Non è la destinazione a definire il viaggio, ma il modo in cui lo si vive. Con la collezione Flight Mode 2026, Louis Vuitton interpreta proprio questa idea, trasformando il guardaroba da viaggio in un racconto di libertà, leggerezza e stile senza sforzo.

Ambientata tra strade desertiche e paesaggi sconfinati, la campagna visiva evoca l’atmosfera di un road trip spontaneo, fatto di luce naturale e momenti sospesi. Tuttavia, al centro non ci sono solo le immagini, ma una visione precisa del lusso contemporaneo: meno costruito, più autentico.
Louis Vuitton Flight Mode 2026
I capi riflettono questa filosofia. Le silhouette sono morbide, i tessuti leggeri, le stratificazioni pensate per accompagnare il movimento.

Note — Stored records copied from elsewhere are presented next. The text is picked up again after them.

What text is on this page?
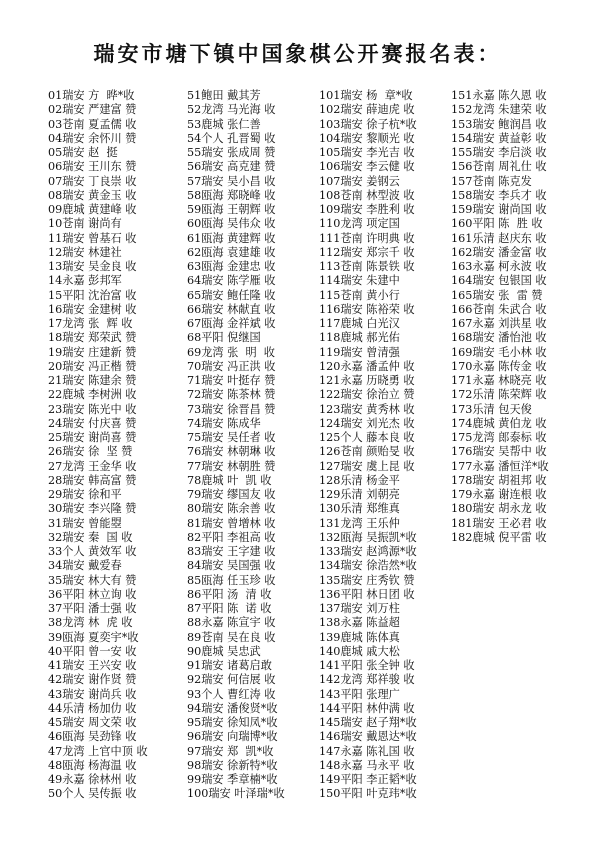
瑞安市塘下镇中国象棋公开赛报名表：
01瑞安 方  晔*收
02瑞安 严建富 赞
03苍南 夏孟儒 收
04瑞安 余怀川 赞
05瑞安 赵  挺
06瑞安 王川东 赞
07瑞安 丁良崇 收
08瑞安 黄金玉 收
09鹿城 黄建峰 收
10苍南 谢尚有
11瑞安 曾基石 收
12瑞安 林建社
13瑞安 吴金良 收
14永嘉 彭邦军
15平阳 沈治富 收
16瑞安 金建树 收
17龙湾 张  辉 收
18瑞安 郑荣武 赞
19瑞安 庄建新 赞
20瑞安 冯正楷 赞
21瑞安 陈建余 赞
22鹿城 李树洲 收
23瑞安 陈光中 收
24瑞安 付庆喜 赞
25瑞安 谢尚喜 赞
26瑞安 徐  坚 赞
27龙湾 王金华 收
28瑞安 韩高富 赞
29瑞安 徐和平
30瑞安 李兴隆 赞
31瑞安 曾能曌
32瑞安 秦  国 收
33个人 黄效军 收
34瑞安 戴爱春
35瑞安 林大有 赞
36平阳 林立询 收
37平阳 潘士强 收
38龙湾 林  虎 收
39瓯海 夏奕宇*收
40平阳 曾一安 收
41瑞安 王兴安 收
42瑞安 谢作贤 赞
43瑞安 谢尚兵 收
44乐清 杨加仂 收
45瑞安 周文荣 收
46瓯海 吴劲锋 收
47龙湾 上官中顶 收
48瓯海 杨海温 收
49永嘉 徐林州 收
50个人 吴传振 收
51鲍田 戴其芳
52龙湾 马光海 收
53鹿城 张仁善
54个人 孔晋蜀 收
55瑞安 张成周 赞
56瑞安 高克建 赞
57瑞安 吴小昌 收
58瓯海 郑晓峰 收
59瓯海 王朝辉 收
60瓯海 吴伟众 收
61瓯海 黄建辉 收
62瓯海 袁建雄 收
63瓯海 金建忠 收
64瑞安 陈学雁 收
65瑞安 鲍任隆 收
66瑞安 林献直 收
67瓯海 金祥斌 收
68平阳 倪继国
69龙湾 张  明  收
70瑞安 冯正洪 收
71瑞安 叶挺存 赞
72瑞安 陈茶林 赞
73瑞安 徐晋昌 赞
74瑞安 陈成华
75瑞安 吴任者 收
76瑞安 林朝琳 收
77瑞安 林朝胜 赞
78鹿城 叶  凯 收
79瑞安 缪国友 收
80瑞安 陈余善 收
81瑞安 曾增林 收
82平阳 李祖高 收
83瑞安 王字建 收
84瑞安 吴国强 收
85瓯海 任玉珍 收
86平阳 汤  清 收
87平阳 陈  诺 收
88永嘉 陈宣宇 收
89苍南 吴在良 收
90鹿城 吴忠武
91瑞安 诸葛启敢
92瑞安 何信展 收
93个人 曹红涛 收
94瑞安 潘俊贤*收
95瑞安 徐知凤*收
96瑞安 向瑞博*收
97瑞安 郑  凯*收
98瑞安 徐新特*收
99瑞安 季章楠*收
100瑞安 叶泽瑞*收
101瑞安 杨  章*收
102瑞安 薛迪虎 收
103瑞安 徐子杭*收
104瑞安 黎顺光 收
105瑞安 李光吉 收
106瑞安 李云健 收
107瑞安 姜钢云
108苍南 林型波 收
109瑞安 李胜利 收
110龙湾 项定国
111苍南 许明典 收
112瑞安 郑宗千 收
113苍南 陈景铁 收
114瑞安 朱建中
115苍南 黄小行
116瑞安 陈裕荣 收
117鹿城 白光汉
118鹿城 郝光佑
119瑞安 曾清强
120永嘉 潘孟仲 收
121永嘉 历晓勇 收
122瑞安 徐治立 赞
123瑞安 黄秀林 收
124瑞安 刘光杰 收
125个人 藤本良 收
126苍南 颜贻旻 收
127瑞安 虞上昆 收
128乐清 杨金平
129乐清 刘朝亮
130乐清 郑维真
131龙湾 王乐仲
132瓯海 吴振凯*收
133瑞安 赵鸿源*收
134瑞安 徐浩然*收
135瑞安 庄秀钦 赞
136平阳 林日团 收
137瑞安 刘万柱
138永嘉 陈益超
139鹿城 陈体真
140鹿城 戚大松
141平阳 张全钟 收
142龙湾 郑祥骏 收
143平阳 张理广
144平阳 林仲满 收
145瑞安 赵子翔*收
146瑞安 戴恩达*收
147永嘉 陈礼国 收
148永嘉 马永平 收
149平阳 李正韬*收
150平阳 叶克玮*收
151永嘉 陈久恩 收
152龙湾 朱建荣 收
153瑞安 鲍润昌 收
154瑞安 黄益彰 收
155瑞安 李启淡 收
156苍南 周礼仕 收
157苍南 陈克发
158瑞安 李兵才 收
159瑞安 谢尚国 收
160平阳 陈  胜 收
161乐清 赵庆东 收
162瑞安 潘金富 收
163永嘉 柯永波 收
164瑞安 包银国 收
165瑞安 张  雷 赞
166苍南 朱武合 收
167永嘉 刘洪星 收
168瑞安 潘怡池 收
169瑞安 毛小林 收
170永嘉 陈传金 收
171永嘉 林晓亮 收
172乐清 陈荣辉 收
173乐清 包天俊
174鹿城 黄伯龙 收
175龙湾 郎泰标 收
176瑞安 吴帮中 收
177永嘉 潘恒洋*收
178瑞安 胡祖邦 收
179永嘉 谢连根 收
180瑞安 胡永龙 收
181瑞安 王必君 收
182鹿城 倪平雷 收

Ogni look appare studiato, ma mai rigido. È un’eleganza disinvolta, che si adatta al ritmo di chi la indossa e non il contrario.

Tra i pezzi chiave emerge la Low Key bag, destinata a diventare una nuova icona. La sua forma morbida e rilassata comunica un lusso silenzioso, lontano da qualsiasi ostentazione. Accanto a lei, torna la LV Sneakerina, reinterpretata in tonalità delicate e in versioni open-back che la collocano a metà strada tra una ballerina e una sneaker urbana. Una proposta versatile, perfetta per chi cerca comfort senza rinunciare all’estetica.

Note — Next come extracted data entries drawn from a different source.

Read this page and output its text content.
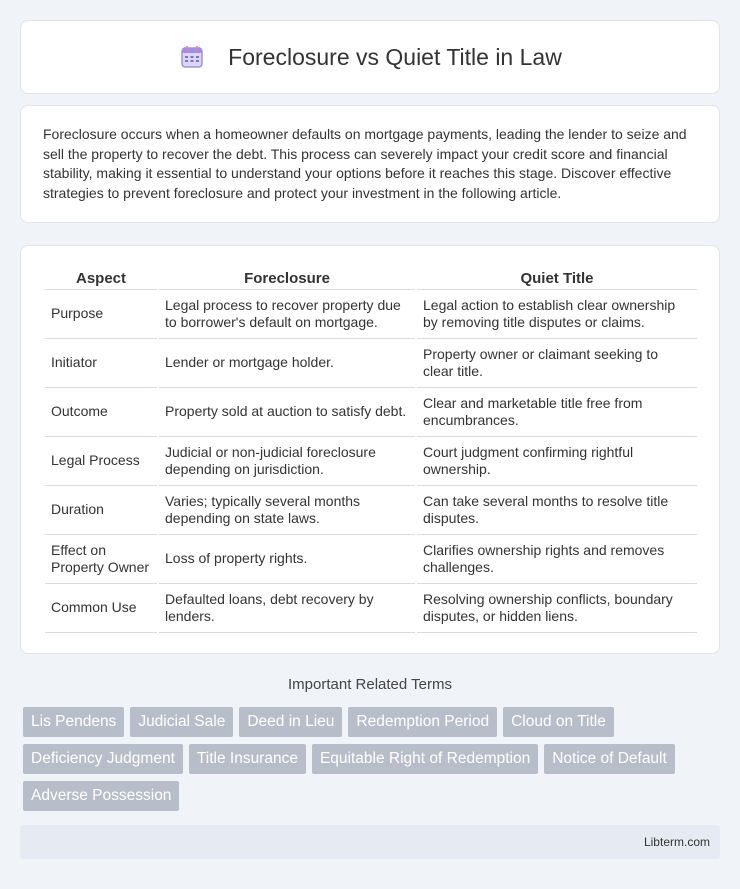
Foreclosure vs Quiet Title in Law

Foreclosure occurs when a homeowner defaults on mortgage payments, leading the lender to seize and sell the property to recover the debt. This process can severely impact your credit score and financial stability, making it essential to understand your options before it reaches this stage. Discover effective strategies to prevent foreclosure and protect your investment in the following article.

Aspect	Foreclosure	Quiet Title
Purpose	Legal process to recover property due to borrower's default on mortgage.	Legal action to establish clear ownership by removing title disputes or claims.
Initiator	Lender or mortgage holder.	Property owner or claimant seeking to clear title.
Outcome	Property sold at auction to satisfy debt.	Clear and marketable title free from encumbrances.
Legal Process	Judicial or non-judicial foreclosure depending on jurisdiction.	Court judgment confirming rightful ownership.
Duration	Varies; typically several months depending on state laws.	Can take several months to resolve title disputes.
Effect on Property Owner	Loss of property rights.	Clarifies ownership rights and removes challenges.
Common Use	Defaulted loans, debt recovery by lenders.	Resolving ownership conflicts, boundary disputes, or hidden liens.
Important Related Terms
Lis Pendens	Judicial Sale	Deed in Lieu	Redemption Period	Cloud on Title
Deficiency Judgment	Title Insurance	Equitable Right of Redemption	Notice of Default
Adverse Possession
Libterm.com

Gli accessori completano il racconto con coerenza. Gli occhiali da sole leggermente colorati aggiungono un tocco contemporaneo, mentre i foulard in seta annodati con naturalezza richiamano l’immaginario del viaggio elegante. Le valigie monogram, infine, restano un simbolo intramontabile della Maison, capaci di trasformare anche il momento della partenza in un gesto di stile.
Louis Vuitton, il viaggio al centro della storia della maison
Per comprendere davvero questa collezione, è utile ricordare che il viaggio è da sempre parte integrante del DNA di Louis Vuitton. Fondato nel 1854 a Parigi come produttore di bauli, il brand ha costruito la propria identità proprio attorno al concetto di movimento. Nel tempo, questa eredità si è evoluta grazie al contributo di direttori creativi come Marc Jacobs, che ha introdotto una visione più fashion e contemporanea, e Nicolas Ghesquière, attuale guida delle collezioni donna, noto per il suo approccio sofisticato e innovativo.
Accanto alla direzione creativa, restano centrali le icone della Maison: dalla Speedy alla Neverfull, fino al celebre monogram, simboli che attraversano le stagioni senza perdere rilevanza.
La collezione Flight Mode 2026 si inserisce perfettamente in questo contesto, reinterpretando il concetto di viaggio per una nuova generazione. Non più solo spostamento, ma esperienza personale. Non più rigidità, ma libertà di espressione. Il risultato? Una collezione che invita a partire, ma soprattutto a sentirsi a proprio agio ovunque. Perché oggi, più che mai, il vero lusso è muoversi nel mondo con naturalezza, senza rinunciare allo stile.